Le clonage, c’est intéressant une fois qu’on a dépassé le halo de mystère et les affirmations maladroites de l’identité humaine. Rappelons-nous que le rapport entre le clone et le cloné est le même que celui entre jumeaux monozygotiques (vrais), avec deux exceptions. D’abord, il y a la dimension temporelle, et ensuite l’aspect de l’intervention humaine. Le temps importe, parce que la vie du clone sera affectée par ce qu’il ou elle saura de l’état médical de son jumeau. Est-il injuste de demander qu’il sache s’il a certaines prédispositions génétiques ou non ? En tout cas, ça ne suffit pas pour affirmer que le clone ne peut pas exister. Quant à l’intervention humaine dans la reproduction, je crois que nous avons déjà franchi ce Rubicon éthique. Je pense que le clonage est un bon sujet avec lequel clore. Selon moi, quand il s’agit des questions philosophiques et politiques qui entourent la biologie, les arguments fondamentalistes, relativistes et romantiques ont pour effet de minorer, de fragiliser l’espace de négociation et de délibération dont nous avons besoin.
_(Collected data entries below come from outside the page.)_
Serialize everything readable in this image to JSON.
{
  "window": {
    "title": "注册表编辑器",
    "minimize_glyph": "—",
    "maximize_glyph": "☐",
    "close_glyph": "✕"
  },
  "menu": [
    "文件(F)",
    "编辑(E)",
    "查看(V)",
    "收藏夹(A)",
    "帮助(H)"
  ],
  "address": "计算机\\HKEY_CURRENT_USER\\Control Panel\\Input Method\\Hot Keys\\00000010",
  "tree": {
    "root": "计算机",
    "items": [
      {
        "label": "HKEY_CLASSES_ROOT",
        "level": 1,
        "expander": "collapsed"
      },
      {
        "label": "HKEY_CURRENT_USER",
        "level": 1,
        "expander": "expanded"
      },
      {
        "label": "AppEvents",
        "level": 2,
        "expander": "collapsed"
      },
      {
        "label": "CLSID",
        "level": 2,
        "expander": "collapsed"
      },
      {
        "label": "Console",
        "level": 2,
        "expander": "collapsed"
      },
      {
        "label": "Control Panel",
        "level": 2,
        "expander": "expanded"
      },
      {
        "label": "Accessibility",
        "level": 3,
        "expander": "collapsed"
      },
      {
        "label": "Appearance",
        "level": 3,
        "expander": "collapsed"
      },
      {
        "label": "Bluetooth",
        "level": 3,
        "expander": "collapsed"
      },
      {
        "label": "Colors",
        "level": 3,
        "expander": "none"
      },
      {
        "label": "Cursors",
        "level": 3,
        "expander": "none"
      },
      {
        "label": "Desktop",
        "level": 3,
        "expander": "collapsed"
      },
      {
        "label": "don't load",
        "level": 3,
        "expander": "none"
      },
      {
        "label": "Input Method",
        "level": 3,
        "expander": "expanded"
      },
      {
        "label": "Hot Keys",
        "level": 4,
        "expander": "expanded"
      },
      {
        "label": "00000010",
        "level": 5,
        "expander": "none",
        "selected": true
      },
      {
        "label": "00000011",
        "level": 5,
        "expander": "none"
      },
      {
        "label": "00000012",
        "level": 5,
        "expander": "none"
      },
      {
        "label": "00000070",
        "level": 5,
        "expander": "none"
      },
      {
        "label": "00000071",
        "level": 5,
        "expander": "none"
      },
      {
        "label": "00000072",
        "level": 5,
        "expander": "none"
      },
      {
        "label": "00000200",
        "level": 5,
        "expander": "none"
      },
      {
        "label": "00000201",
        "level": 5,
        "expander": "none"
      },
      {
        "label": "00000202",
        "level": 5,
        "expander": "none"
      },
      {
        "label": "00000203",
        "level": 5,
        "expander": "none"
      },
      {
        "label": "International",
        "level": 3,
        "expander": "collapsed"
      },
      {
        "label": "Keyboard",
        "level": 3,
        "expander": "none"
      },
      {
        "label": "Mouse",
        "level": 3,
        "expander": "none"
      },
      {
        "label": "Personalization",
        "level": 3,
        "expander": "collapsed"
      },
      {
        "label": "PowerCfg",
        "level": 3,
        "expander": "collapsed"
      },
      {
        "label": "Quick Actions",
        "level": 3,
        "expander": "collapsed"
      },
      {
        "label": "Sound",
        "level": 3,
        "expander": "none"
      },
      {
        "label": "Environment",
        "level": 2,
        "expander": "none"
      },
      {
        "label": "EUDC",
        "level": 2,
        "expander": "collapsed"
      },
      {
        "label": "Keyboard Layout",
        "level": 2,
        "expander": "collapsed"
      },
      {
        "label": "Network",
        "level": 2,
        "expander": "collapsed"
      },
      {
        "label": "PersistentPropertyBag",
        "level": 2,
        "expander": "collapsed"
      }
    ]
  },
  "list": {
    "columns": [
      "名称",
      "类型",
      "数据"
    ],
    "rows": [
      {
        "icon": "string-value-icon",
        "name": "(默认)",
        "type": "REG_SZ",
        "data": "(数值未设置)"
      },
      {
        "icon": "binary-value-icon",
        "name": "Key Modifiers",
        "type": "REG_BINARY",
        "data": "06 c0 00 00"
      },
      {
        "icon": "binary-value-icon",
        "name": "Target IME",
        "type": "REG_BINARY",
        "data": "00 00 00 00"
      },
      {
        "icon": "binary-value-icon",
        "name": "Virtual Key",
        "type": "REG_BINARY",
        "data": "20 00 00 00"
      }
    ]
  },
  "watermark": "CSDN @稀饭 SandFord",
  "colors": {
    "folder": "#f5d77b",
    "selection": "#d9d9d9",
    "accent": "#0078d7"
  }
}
Que cet espace de négociation soit toujours menacé par la loi du plus fort n’est pas en soi une raison pour abandonner l’idéal de justice.
Pour revenir à la biopolitique, je dirais que si les fans de cette notion réduisent la politique à la volonté de puissance, ils représentent alors un pas en arrière. Si la notion de biopolitique est une réflexion sur le pouvoir ou l’autorité politique en tant qu’elle s’applique au corps et aux processus biologiques, elle correspond plutôt à une analyse de la politique appliquée qu’à une analyse de la négociation ou des principes éthiques. L’application du pouvoir politique est évidemment un souci légitime pour nous, mais je crois, en songeant au débat entre Foucault et Chomsky sur la justice et le pouvoir, que nous devons toujours nous assurer qu’un espace discursif existe dans lequel on peut poser de telles questions. Nous devons pouvoir discuter de la justice ou l’injustice de telle application concrète du pouvoir politique aux corps.